US-12328436

Subpicture sub-bitstream extraction improvements

PublishedJune 10, 2025

Assigneenot available in USPTO data we have

Inventorsnot available in USPTO data we have

Technical Abstract

Embodiments for video processing, including video coding, video decoding and video transcoding are described. One example method includes performing a conversion between a video having one or more layers having one or more video pictures having one or more subpictures and a bitstream of the video according to a rule, in which the rule defines network abstraction layer (NAL) units to be extracted from a bitstream during a sub-bitstream extraction process to output a sub-bitstream, the rule further specifies that one or more inputs to the sub-bitstream extraction process include a target output layer set (OLS) index (targetOlsIdx) that identifies an OLS index of a target OLS and is equal to an index to a list of OLSs specified by a video parameter set, and the one or more inputs satisfy a set of conditions.

Patent Claims

19 claims

Legal claims defining the scope of protection, as filed with the USPTO.

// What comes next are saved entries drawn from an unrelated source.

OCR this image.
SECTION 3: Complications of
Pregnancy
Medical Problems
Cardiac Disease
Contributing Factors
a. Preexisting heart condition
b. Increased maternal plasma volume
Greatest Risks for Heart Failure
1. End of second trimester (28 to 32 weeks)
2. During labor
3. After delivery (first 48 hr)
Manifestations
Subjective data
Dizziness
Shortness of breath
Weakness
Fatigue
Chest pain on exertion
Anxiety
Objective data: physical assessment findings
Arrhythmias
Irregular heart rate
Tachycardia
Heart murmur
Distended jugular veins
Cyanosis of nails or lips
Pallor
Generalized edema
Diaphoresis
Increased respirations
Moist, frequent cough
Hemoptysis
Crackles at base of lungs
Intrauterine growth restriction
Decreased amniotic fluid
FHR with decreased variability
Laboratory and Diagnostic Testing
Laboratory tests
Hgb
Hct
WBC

1. A method of video processing, comprising: performing a conversion between a video comprising one or more video pictures comprising one or more subpictures and a bitstream of the video, wherein the bitstream conforms to a first rule that specifies that, during a subpicture sub-bitstream extraction process, one or more parameters for a scaling window applicable to a subpicture are used to determine rewriting values of one or more syntax elements included in the bitstream for a scaling window applicable to a video picture, wherein the one or more syntax elements comprises a first set of syntax elements included in one or more picture parameter set (PPS), and the first set of syntax elements comprises at least one of: pps_scaling_win_left_offset, pps_scaling_win_right_offset, pps_scaling_win_top_offset, and pps_scaling_win_bottom_offset, wherein values of the first set of syntax elements in one or more referenced PPS network abstraction layer (NAL) units are rewritten by a calculation using original values of the first set of syntax elements from an original one or more PPS before they were rewritten and original values of the second set of syntax elements from an original one or more SPS before they were rewritten, and wherein the second set of syntax elements comprises at least one of: sps_subpic_ctu_top_left_x[spIdx], sps_subpic_width_minus1[spIdx], sps_subpic_ctu_top_left_y[spIdx], sps_subpic_height_minus1[spIdx], sps_pic_width_max_in_luma_samples, and sps_pic_height_max_in_luma_samples.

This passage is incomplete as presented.